У Пушкина лежали мокрые цветы. Пушкин блестел, чисто вымытый дождем, и около него — три киргиза в тюбетейках. Четвертый их снимал на намять. Наверно, им бы хотелось сняться всем вместе, вчетвером. «Давайте я вас сниму», — сказал я и снял их всех вместе, и не только на фоне памятника, а еще и с видом на газету «Известия», кинотеатр «Центральный» и улицу Горького в перспективе. Они растрогались и попросили меня сняться с ними на память о Москве. Я с удовольствием снялся, они записали мой адрес, обещая прислать карточку.
Варя что-то опаздывала, а я искал выхода своему прекрасному настроению.
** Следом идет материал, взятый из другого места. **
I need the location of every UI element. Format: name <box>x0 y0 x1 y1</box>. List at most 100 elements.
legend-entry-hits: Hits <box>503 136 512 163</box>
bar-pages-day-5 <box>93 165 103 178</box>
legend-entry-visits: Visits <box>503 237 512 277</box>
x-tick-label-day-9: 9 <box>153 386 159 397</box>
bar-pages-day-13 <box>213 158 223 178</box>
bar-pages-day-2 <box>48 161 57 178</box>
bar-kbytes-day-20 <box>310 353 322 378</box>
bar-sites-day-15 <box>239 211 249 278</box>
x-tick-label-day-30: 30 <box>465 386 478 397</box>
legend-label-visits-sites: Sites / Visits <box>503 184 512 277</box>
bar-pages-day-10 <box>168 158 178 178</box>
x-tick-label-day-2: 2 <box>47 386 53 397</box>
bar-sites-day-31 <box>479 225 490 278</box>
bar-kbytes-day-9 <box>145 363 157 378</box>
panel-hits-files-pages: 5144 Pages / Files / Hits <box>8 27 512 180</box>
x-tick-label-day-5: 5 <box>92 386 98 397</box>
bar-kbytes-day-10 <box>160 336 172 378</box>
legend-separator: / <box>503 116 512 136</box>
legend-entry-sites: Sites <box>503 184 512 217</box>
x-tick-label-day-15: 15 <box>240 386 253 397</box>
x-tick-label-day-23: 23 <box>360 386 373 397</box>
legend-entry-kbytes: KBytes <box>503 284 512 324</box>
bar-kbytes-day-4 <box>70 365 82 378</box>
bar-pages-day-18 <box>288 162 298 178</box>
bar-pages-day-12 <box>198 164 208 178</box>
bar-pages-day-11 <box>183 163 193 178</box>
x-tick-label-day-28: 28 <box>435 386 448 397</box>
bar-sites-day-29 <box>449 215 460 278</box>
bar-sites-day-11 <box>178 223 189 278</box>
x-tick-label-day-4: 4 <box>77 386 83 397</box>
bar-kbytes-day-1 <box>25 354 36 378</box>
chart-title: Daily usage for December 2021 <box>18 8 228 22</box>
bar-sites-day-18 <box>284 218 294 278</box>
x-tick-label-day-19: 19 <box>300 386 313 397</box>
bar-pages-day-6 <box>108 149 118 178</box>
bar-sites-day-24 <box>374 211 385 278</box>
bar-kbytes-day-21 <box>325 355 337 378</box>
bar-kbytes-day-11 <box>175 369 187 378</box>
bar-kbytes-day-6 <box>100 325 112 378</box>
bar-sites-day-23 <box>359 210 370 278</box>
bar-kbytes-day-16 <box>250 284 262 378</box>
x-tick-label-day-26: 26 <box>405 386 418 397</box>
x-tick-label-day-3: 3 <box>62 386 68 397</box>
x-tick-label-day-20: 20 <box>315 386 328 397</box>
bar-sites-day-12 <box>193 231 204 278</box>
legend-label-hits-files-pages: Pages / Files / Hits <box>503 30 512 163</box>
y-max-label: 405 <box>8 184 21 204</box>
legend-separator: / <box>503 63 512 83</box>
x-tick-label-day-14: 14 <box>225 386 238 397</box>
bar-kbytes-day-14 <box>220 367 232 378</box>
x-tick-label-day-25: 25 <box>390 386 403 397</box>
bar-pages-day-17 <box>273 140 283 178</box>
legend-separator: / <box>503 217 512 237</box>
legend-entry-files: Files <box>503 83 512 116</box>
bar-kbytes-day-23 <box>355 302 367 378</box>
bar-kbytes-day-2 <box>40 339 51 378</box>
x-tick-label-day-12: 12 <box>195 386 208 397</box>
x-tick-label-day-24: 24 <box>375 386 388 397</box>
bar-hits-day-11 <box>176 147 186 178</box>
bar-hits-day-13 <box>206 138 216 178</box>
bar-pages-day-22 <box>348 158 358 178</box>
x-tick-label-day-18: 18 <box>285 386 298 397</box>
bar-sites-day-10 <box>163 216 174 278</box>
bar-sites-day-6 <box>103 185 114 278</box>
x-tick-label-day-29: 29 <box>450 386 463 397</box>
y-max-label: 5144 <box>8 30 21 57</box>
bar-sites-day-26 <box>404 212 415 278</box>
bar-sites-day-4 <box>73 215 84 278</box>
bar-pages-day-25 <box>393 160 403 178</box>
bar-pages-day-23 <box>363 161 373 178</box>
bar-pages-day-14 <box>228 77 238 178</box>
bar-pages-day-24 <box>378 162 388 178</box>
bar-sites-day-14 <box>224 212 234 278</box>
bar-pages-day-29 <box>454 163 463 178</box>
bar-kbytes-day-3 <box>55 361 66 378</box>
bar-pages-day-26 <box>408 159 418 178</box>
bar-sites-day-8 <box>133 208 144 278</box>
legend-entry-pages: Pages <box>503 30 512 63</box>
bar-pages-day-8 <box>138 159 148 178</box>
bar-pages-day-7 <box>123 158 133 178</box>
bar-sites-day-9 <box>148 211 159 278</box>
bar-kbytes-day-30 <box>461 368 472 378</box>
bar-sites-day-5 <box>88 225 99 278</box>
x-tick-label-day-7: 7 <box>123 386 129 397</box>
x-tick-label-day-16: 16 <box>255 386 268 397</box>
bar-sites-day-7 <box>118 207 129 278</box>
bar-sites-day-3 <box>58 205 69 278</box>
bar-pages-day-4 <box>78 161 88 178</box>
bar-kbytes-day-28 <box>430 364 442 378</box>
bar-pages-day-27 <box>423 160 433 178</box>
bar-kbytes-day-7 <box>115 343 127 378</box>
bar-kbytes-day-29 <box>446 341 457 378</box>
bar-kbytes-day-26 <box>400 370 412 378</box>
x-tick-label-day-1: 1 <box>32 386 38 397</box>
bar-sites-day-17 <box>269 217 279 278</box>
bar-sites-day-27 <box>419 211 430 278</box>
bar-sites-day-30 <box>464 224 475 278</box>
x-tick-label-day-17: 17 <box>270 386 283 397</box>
Мне хотелось совершать какие-то благородные поступки, переводить старушек через улицу, кормить голубей и — какие еще бывают поступки?
Когда пришла Варя, я был занят тем, что проводил одного слепого к магазину «Армения» — это было последнее, что я успел сделать.
Мы поехали на Выставку.
Но идиллии в духе Тургенева не получилось. На Выставке мы встретили приятелей Вари, они делали какое-то панно для павильона механизации и получили массу денег. Настроение у них было очень боевое, а еще перед этим около месяца они жили бедно, как поэты, и еще раз повторяю, что настроение у них — было очень боевое.